Sam Vara wrote: ↑Sun Nov 04, 2018 3:26 pm
chownah wrote: ↑Sun Nov 04, 2018 12:01 pm
Sam Vara wrote: ↑Sat Nov 03, 2018 12:01 pm
Specifically, having control is a sufficient and necessary condition for having a self, in the context within which the Buddha was talking.
I chuckled when I read this......it is sort of funny to see someone state a necessary and sufficient condition for something which does not exist!!!!!!
chownah
Agreed! But that's the point: if a thing exists, then it has
that. But it doesn't have
that, so it doesn't exist.
When the Buddha was asked by the wanderer Vacchagotta (SN44.10) whether or not a self did exist, the Buddha didn’t reply. Later on when asked by the venerable Ananda on why he kept silent, the Buddha explained:
If I had answered that there is a self it would be siding with eternalists.
And answering that there is no self would be siding with annihilationists.
And if I had answered that there is a self, would this be consistent with the insight: “All things are not-self”? [Ananda] No, Bhante.
And if I had answered that there is no self, the wanderer Vacchagotta would have become even more confused thinking: “The self I used to have now suddenly does not exists”.
Some conclude that the last part means that there is no self (doesn’t exist) and that the Buddha didn’t explain that to Vacchagotta who would otherwise become even more confused.
There are a few problems with this interpretation. For one (found close by) it would be siding with the annihilationists, which was already tackled in the first place.
That ‘All things are not-self’ would be correct for those holding the view ‘there is no self’ as well (They might think ‘All things are not-self’
because there is no self). But unlike the view ‘there is a self’, there is consistency. Because of this consistency, the inconsistency card could here not be played. But this does not mean, not even logically, that things are not-self
only in the case of no self. What can correctly be said is things are not-self when things are not-self, or that things which are depended are thus not-self, etc.
If all things are not self, or if (no)thing is self, a distorted conclusion would be that a self is not.
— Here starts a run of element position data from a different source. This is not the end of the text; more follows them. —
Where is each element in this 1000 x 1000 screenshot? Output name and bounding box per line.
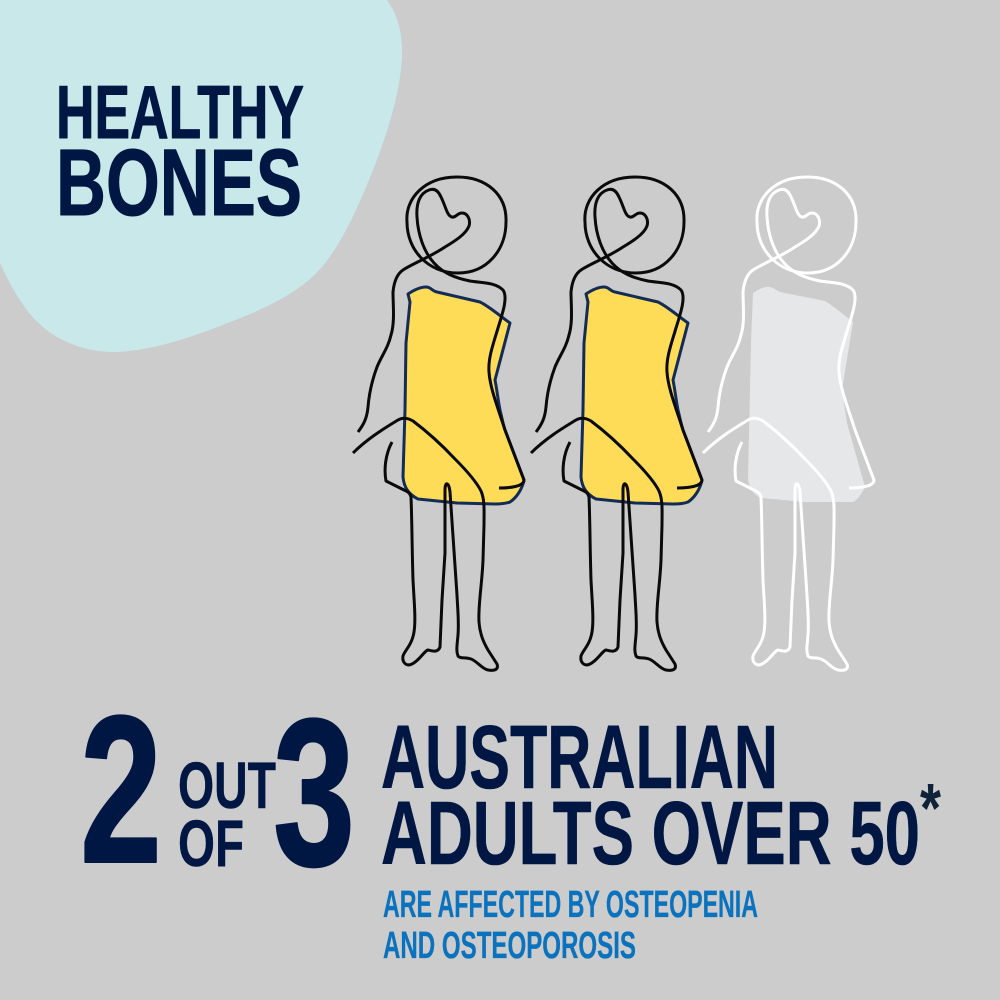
statistic: 2 out of 3: [80, 672, 355, 910]
title: [56, 70, 304, 236]
figure 3: unaffected woman in white: [703, 177, 874, 670]
subheading: [383, 884, 758, 967]
headline: Australian adults over 50: *: [920, 769, 942, 847]
torso fill: yellow: [403, 287, 524, 504]
line drawing: body: [703, 177, 874, 670]
statistic: 2 out of 3: 3: [273, 675, 355, 910]
figure 2: highlighted woman: [531, 177, 702, 670]
torso fill: pale grey: [748, 287, 865, 502]
title: HEALTHY: [56, 70, 304, 154]
line drawing: body: [531, 177, 702, 670]
line drawing: body: [353, 177, 524, 670]
subheading: AND OSTEOPOROSIS: [383, 925, 636, 967]
headline: Australian adults over 50: [381, 708, 942, 884]
statistic: 2 out of 3: OUT: [178, 748, 276, 822]
title: BONES: [56, 130, 302, 236]
headline: Australian adults over 50: AUSTRALIAN: [381, 708, 778, 808]
figure 1: highlighted woman: [353, 177, 524, 670]
subheading: ARE AFFECTED BY OSTEOPENIA: [383, 884, 758, 926]
blob: title background: [0, 0, 402, 352]
torso fill: yellow: [581, 287, 702, 504]
statistic: 2 out of 3: 2: [80, 672, 162, 907]
statistic: 2 out of 3: OF: [178, 806, 244, 880]
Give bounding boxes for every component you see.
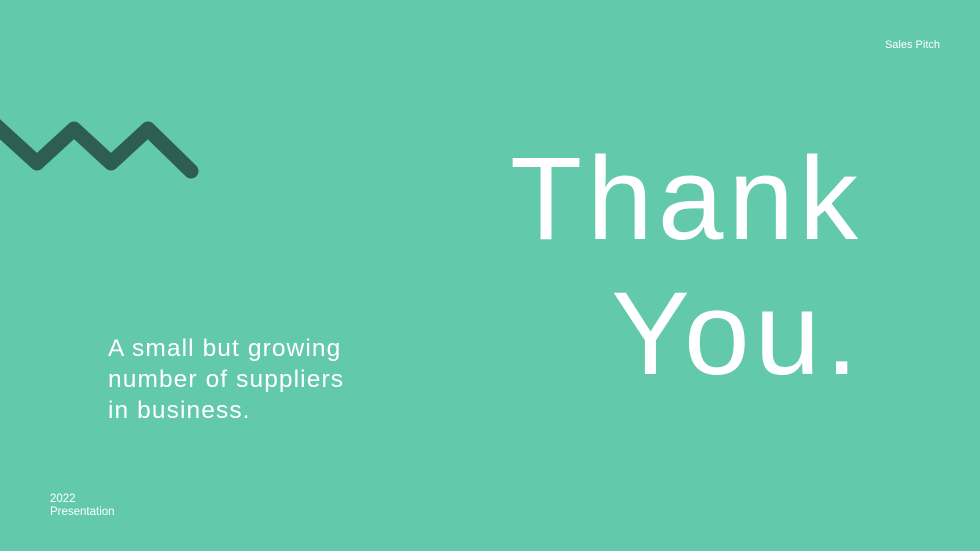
icon: zigzag <box>0 119 198 178</box>
title: Thank You: You. <box>611 268 863 400</box>
text block: tagline: number of suppliers <box>108 366 344 393</box>
title: Thank You <box>510 133 863 400</box>
text block: tagline: A small but growing <box>108 335 341 362</box>
label: year presentation: Presentation <box>50 506 115 518</box>
label: year presentation <box>50 493 115 518</box>
title: Thank You: Thank <box>510 133 863 265</box>
text block: tagline: in business. <box>108 397 251 424</box>
label: sales pitch: Sales Pitch <box>885 39 940 51</box>
label: year presentation: 2022 <box>50 493 76 505</box>
text block: tagline <box>108 335 344 424</box>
So “I” too would have no self. But then we got the situation that there must be a self (“I”) in order to have no self. And so “The self I used to have now suddenly does not exists” would then be the logical conclusion for Vacchagotta.
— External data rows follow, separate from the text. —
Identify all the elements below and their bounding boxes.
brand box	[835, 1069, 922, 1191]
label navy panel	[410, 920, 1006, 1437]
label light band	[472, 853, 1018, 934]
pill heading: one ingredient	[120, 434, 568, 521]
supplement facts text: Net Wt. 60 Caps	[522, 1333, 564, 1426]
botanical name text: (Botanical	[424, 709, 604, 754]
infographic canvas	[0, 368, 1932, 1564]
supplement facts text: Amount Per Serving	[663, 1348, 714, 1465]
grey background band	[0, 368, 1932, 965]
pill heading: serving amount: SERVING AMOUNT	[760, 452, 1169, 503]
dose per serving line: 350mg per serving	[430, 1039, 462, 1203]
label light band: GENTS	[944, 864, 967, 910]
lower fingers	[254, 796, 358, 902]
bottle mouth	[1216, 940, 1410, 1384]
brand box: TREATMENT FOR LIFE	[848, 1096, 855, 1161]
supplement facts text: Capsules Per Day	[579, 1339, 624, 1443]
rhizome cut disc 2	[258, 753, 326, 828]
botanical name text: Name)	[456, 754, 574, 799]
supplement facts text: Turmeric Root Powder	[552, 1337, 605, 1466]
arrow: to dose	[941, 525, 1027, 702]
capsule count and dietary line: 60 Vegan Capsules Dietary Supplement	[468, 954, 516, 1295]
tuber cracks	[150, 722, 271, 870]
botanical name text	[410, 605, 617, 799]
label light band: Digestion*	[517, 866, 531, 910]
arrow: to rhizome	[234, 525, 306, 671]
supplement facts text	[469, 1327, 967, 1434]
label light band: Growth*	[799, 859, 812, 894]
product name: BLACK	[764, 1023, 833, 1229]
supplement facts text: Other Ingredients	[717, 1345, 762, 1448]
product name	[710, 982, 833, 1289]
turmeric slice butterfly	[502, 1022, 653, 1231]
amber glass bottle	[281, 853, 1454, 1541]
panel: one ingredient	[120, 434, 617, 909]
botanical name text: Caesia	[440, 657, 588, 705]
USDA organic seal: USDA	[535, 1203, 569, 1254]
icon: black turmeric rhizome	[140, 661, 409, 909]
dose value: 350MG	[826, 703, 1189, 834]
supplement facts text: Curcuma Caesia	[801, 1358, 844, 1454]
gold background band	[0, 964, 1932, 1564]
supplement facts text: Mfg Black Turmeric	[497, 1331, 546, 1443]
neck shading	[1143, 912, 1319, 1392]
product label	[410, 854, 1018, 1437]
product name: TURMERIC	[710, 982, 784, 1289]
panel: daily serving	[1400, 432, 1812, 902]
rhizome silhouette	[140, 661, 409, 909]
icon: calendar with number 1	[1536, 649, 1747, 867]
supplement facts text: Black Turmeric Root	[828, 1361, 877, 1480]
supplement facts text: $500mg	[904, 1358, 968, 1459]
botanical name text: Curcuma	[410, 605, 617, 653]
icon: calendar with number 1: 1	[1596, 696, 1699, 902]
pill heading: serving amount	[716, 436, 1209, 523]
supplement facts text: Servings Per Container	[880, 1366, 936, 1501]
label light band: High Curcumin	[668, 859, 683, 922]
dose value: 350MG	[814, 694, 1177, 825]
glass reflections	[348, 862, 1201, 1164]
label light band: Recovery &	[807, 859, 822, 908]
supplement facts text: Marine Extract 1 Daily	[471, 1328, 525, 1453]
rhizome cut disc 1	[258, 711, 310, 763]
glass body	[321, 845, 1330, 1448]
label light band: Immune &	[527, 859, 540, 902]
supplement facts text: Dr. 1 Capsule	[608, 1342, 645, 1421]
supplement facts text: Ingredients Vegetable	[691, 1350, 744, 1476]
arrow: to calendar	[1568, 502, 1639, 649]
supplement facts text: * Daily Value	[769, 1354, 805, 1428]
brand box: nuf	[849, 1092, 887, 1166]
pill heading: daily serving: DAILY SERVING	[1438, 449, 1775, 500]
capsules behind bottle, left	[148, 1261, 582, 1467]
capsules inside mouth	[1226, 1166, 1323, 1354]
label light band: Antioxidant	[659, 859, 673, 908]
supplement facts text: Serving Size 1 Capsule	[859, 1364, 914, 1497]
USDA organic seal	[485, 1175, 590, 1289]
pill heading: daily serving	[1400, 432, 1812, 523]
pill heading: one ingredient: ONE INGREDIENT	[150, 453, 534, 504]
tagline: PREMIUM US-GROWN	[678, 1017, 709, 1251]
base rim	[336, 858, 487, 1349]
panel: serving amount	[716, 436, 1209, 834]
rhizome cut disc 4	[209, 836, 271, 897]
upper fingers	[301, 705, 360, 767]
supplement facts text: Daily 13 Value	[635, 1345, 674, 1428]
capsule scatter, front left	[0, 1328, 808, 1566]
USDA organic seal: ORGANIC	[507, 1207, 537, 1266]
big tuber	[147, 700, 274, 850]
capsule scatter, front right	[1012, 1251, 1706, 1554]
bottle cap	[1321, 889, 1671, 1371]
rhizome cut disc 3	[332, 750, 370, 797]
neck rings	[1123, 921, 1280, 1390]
Although confused Vacchagotta was not stupid. There are more sermons of him asking questions related to this, so we can see that he was inquiring, studying, seeing that what the Buddha and his disciples explained was consistent; so he was trying to understand what they were aiming at. And successful too, later he did became one of the arahants.
What was the question?
“And if I had answered that there is no self, the wanderer Vacchagotta would have become even more confused…”
This seem to be (mis)understood as a potential valid answer to which Vacchagotta was just not ready. But it may depends a bit on how we interpreted Ananda’s question. Ananda would have know that these closed questions were based on Wrong View. And that the Buddha was silent because answering them would not be conducive to the end of suffering. So the question could be interpreted as how (in what manner) these views were not conducive to the end of suffering. And thus we see the Buddha explaining which problems would arise with either one of these two mutually exclusive views: Both are siding with wrong view, on top of that one is even inconsistent with what we know and the other, though consistent, would still add to the confusion.